Anyway, Aristotle, under less pressure, had a go at a definition (one that Pilate almost certainly would have known). He said, “To say of what is that it is not, or of what is not that it is, is false, while to say of what is that it is, and of what is not that it is not, is true.”
That is lovely, understandable, and complete. It—the definition—is called realism, a pleasant and accurate label. Actually, it is called Aristotelian or ‘moderate’ realism to distinguish it between the hyper and over-literal realism of his pal, Plato. That difference makes no difference to us today.
There are other ideas of truth, all of them wrong, which follow two main roads: idealism (everything exists in your head, therefore your head doesn’t exist) and nominalism (what’s in your head doesn’t exist, therefore there is nobody there to think up and fret over nominalism). But we’ll pass these by today, too.
Yesterday, we agreed it was true that ‘all men are mortal’ and that ‘2 + 3 = 5’. It is the nature of men to die and for integers to behave undeviatingly according to certain rules. These are universal truths. There also exist contingent truths, which are propositions that accord with Aristotle’s definition conditionally. Unfortunately, there is only word in English for both, which means universal and contingent truths are often confused—which leads to hurt feelings.
To explain. Universal truths are those which begin with indisputable axioms and lead inexorably and necessarily to certain truths. For example, once we accept, without proof and based on no evidence save introspection, that “For all natural numbers x and y, if x = y, then y = x” and a couple of other similar sounding axioms, it is necessarily true that ‘2 + 3 = 5’. Because we don’t know why or how the axioms can be true—we just know that they are—we don’t know why or how ‘2 + 3 = 5’ is true, except in the weak sense that we say the equation is true because the axioms and intermediate theorems are. But we cannot say why it didn’t turn out that ‘2 + 3 = 7’ (don’t even think of arguing over the symbols).
Contingent truths are those propositions which follow from premises that might themselves not be universally true. For example, if we accept “All cats speak French & Whiskers is a cat” then it follows, i.e. it is contingently true, that “Whiskers speaks French”. Yet nobody but a cat lady would run into the street and claim Whiskers’s linguistic ability were universally true. That’s because the first premise is, according to other well known premises, false. Therefore, on that evidence, the conclusion, while contingently true, is universally false. True and false simultaneously, at least speaking loosely, and therefore something to fight over.
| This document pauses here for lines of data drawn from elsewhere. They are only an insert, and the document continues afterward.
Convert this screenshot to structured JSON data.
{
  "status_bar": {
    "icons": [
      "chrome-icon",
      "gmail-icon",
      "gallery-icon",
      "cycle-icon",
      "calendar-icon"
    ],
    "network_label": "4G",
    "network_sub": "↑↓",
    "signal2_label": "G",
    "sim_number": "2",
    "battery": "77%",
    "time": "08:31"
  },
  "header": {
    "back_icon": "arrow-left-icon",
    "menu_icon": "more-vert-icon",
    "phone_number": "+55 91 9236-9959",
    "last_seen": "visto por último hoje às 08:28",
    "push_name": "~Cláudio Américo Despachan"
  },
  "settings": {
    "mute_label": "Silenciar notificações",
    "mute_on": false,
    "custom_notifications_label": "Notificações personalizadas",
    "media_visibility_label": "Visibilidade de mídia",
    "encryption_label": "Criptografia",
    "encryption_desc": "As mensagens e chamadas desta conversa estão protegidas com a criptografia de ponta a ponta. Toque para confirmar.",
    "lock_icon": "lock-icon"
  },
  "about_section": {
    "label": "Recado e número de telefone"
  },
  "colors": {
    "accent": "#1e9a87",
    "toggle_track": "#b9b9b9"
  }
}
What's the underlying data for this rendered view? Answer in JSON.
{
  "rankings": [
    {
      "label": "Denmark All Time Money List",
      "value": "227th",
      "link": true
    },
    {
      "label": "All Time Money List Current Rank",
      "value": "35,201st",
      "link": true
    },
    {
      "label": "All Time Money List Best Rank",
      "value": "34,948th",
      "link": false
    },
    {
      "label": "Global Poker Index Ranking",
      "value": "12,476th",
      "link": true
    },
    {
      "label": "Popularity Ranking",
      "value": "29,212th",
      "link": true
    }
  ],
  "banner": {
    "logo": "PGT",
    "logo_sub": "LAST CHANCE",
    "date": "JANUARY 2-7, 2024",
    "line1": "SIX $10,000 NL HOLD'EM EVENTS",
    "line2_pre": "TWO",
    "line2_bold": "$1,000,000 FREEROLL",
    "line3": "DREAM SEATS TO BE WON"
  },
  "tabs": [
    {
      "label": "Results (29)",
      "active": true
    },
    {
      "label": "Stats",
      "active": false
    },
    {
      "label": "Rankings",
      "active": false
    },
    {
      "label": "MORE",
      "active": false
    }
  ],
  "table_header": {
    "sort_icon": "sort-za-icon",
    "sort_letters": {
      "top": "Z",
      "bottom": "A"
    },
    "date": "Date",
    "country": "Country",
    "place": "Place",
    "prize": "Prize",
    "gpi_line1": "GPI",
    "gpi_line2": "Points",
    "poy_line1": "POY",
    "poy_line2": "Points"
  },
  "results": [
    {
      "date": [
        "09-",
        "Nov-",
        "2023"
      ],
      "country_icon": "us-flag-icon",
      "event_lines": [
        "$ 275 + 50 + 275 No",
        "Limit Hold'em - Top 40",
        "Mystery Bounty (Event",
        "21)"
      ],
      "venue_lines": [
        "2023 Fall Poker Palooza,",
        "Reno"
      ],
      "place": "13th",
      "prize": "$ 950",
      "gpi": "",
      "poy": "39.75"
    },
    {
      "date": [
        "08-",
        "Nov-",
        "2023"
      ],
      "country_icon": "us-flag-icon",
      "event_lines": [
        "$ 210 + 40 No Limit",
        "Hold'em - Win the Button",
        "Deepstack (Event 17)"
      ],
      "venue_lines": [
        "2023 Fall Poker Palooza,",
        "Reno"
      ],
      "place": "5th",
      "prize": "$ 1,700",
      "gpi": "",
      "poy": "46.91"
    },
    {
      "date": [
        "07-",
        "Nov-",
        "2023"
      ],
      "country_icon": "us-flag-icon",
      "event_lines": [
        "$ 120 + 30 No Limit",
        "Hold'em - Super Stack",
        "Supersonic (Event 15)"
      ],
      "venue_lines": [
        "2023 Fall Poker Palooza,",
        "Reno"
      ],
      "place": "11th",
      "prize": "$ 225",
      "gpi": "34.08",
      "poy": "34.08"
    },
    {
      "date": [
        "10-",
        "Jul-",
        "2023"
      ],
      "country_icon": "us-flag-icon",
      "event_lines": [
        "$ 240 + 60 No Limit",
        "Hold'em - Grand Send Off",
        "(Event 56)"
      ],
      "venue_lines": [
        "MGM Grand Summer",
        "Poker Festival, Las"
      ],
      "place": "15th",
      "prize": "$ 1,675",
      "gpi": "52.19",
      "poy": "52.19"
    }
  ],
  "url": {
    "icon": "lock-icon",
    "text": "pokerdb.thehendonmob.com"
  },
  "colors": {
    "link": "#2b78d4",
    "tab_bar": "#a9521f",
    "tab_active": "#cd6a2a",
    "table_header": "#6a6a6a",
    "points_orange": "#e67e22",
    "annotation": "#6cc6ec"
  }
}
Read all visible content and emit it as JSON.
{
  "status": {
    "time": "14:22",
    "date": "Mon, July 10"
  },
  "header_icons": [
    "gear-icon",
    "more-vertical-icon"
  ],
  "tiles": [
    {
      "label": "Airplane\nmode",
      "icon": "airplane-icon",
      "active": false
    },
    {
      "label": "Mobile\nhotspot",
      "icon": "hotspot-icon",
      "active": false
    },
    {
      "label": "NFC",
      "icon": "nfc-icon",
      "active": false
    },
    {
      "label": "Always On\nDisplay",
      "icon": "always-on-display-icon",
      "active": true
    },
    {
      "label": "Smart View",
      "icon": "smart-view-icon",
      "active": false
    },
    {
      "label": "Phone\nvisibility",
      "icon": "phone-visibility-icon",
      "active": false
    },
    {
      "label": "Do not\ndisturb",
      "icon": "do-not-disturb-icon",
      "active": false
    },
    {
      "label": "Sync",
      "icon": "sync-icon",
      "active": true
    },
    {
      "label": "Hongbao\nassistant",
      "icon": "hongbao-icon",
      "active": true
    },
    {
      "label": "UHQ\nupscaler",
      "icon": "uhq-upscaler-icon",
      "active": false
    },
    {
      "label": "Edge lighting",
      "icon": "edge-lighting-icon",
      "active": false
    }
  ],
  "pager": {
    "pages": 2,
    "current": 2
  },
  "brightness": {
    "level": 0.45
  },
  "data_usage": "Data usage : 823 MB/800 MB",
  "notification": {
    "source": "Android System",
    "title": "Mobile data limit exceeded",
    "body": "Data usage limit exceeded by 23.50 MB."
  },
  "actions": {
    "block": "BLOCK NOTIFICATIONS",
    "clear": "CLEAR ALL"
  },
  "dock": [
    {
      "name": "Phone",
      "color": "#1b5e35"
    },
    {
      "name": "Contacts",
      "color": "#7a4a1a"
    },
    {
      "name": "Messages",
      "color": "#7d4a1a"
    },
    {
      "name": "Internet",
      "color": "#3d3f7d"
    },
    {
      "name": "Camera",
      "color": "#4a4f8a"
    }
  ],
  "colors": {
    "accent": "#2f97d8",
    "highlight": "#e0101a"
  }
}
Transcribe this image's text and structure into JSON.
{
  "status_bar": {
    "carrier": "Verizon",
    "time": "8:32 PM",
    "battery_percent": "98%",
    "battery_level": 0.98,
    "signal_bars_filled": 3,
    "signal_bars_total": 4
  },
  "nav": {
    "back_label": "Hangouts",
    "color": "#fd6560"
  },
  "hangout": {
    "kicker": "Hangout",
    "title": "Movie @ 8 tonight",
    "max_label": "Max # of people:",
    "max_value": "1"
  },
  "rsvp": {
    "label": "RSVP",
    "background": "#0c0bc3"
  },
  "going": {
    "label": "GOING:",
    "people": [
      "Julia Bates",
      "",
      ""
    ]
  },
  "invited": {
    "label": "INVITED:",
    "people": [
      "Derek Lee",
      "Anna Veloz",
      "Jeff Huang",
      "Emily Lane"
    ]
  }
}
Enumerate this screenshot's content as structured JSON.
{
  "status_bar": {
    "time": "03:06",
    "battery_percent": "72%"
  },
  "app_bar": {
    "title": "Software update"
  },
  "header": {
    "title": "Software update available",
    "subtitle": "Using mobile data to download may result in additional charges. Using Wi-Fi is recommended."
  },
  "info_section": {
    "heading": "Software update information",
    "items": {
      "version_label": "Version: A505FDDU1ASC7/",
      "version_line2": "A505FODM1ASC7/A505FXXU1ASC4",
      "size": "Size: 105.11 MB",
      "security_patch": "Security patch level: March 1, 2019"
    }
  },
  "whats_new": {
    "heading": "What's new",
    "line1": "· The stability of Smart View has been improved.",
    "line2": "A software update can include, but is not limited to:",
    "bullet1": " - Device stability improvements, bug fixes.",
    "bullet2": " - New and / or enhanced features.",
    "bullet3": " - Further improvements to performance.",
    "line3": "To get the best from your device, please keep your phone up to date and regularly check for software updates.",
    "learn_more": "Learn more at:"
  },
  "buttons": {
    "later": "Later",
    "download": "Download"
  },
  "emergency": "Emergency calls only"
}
The “Laws” of science are all contingently true. Any one or even all of these Laws may be universally true, but we don’t (possibly yet) know it. If they were universally true, then they would all be in the same epistemic boat as mathematics and logic. We would start with introspection, decide what follows from beliefs we just know are true, and then build theorem upon theorem until we reached the Law of Gravity.
That’s almost how it works, but not quite. Inside the Law of Gravity are several fudge factors, “constants” of the universe which are derived via observation, i.e. which are not deduced from first principles. And (we read) there are one or two other dicey premises which are not entirely convincing. The Law of Gravity, which nobody doubts in practice, cannot be said to be universally true (no pun; nay, not even from me), even though it contingently is.
Because the Laws of science are only, or at least, contingently true the premises which accompany them may be argued over. It is not unscientific to do so. It is prudent. When physicists argue over gravitation, it is clear to everybody that the conclusion is accepted because it is observed to hold in most places, and so discussion centers on the premises which would make the Law hold in all places.
The situation is different in climate science, for example, where the conclusion itself is in doubt (rampant global warming will kill half the population by 2009—oops, I meant 2017), and where the premises are so beloved that they are Not To Be Questioned. The (suitably modified to keep current) doom conclusion is contingently true, but that does not make it truly true, i.e. universally true. Failing to understand that distinction is what leads the weak to shout “Denier!”